The Country Director of World Food Programme (WFP), Ms Mutinta Chimuka, pledged her organization’s unflinching support for the programme and said the WFP was assisting government by providing nutritional foods at health facilities in the three northern regions to children under five.

“WFP is also supporting the Ghana school feeding programme,” she said, calling for collaboration to ensure consistency and sustainability of the programme.

Ms Chimuka said the WFP was passionate about policy issues and capacity development and pledged continuous support for food security issues in Ghana.

Mr. Amen Reynolds Amen, the Director of the Amen Amen Institute, donated
Ghc 5,000.00 to Hunger Alliance Ghana and the Parliament Caucus on nutrition to support the fight against malnutrition.

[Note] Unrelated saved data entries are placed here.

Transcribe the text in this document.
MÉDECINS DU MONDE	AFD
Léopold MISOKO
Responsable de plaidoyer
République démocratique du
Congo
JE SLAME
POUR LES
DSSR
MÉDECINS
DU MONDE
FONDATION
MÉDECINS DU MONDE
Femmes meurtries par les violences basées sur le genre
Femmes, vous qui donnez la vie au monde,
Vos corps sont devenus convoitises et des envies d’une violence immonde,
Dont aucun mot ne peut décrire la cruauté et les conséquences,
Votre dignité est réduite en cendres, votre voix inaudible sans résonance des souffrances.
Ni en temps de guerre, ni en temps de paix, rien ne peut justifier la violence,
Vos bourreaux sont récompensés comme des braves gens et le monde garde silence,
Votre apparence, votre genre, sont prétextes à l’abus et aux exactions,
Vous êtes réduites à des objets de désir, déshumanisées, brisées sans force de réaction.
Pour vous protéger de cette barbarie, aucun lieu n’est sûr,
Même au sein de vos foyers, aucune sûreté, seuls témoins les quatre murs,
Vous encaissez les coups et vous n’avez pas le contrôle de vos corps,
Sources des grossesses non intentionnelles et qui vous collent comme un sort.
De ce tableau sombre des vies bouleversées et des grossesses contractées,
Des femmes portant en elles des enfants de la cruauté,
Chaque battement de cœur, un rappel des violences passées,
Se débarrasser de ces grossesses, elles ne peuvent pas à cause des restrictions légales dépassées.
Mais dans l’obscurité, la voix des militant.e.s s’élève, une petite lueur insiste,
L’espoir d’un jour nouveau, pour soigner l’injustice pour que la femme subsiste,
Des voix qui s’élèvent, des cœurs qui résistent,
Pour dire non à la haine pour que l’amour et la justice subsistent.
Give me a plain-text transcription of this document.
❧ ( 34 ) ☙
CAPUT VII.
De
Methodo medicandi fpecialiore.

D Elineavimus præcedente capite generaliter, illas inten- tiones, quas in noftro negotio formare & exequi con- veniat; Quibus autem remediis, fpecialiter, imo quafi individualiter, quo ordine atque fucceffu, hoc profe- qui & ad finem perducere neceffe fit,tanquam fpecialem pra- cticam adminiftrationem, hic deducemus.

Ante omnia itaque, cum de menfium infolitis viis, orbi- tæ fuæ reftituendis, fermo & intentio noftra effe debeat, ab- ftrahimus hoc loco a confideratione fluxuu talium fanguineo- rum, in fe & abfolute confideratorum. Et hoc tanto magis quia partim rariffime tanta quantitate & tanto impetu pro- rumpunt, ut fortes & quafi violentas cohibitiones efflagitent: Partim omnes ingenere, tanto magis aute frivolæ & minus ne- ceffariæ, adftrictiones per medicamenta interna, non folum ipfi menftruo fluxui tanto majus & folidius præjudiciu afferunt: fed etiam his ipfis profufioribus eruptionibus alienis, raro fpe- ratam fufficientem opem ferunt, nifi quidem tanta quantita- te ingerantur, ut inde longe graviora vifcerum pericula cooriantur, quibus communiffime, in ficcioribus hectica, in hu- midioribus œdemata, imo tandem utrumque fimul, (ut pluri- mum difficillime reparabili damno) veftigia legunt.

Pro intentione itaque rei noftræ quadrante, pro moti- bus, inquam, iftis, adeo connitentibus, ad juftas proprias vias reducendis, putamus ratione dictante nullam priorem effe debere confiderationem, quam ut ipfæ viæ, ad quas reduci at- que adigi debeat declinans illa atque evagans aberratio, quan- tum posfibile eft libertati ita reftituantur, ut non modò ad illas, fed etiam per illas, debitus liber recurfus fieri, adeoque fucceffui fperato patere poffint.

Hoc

“Amen Amen Institute is open to partnership that promotes food security and nutrition agenda in Ghana,” he said.

Mr. Asante Krobea, the Director in charge of Crops at the Ministry of Food and Agriculture, said the Ministry was doing everything to ensure food security, saying, “issues of food security also hinges on national security”.

He said the country’s shift from the consumption of local foods like plantain and cocoyam to imported foods was part of the food insecurity challenge.

The parliamentary caucus pledged its support to promoting nutritional issues in the country.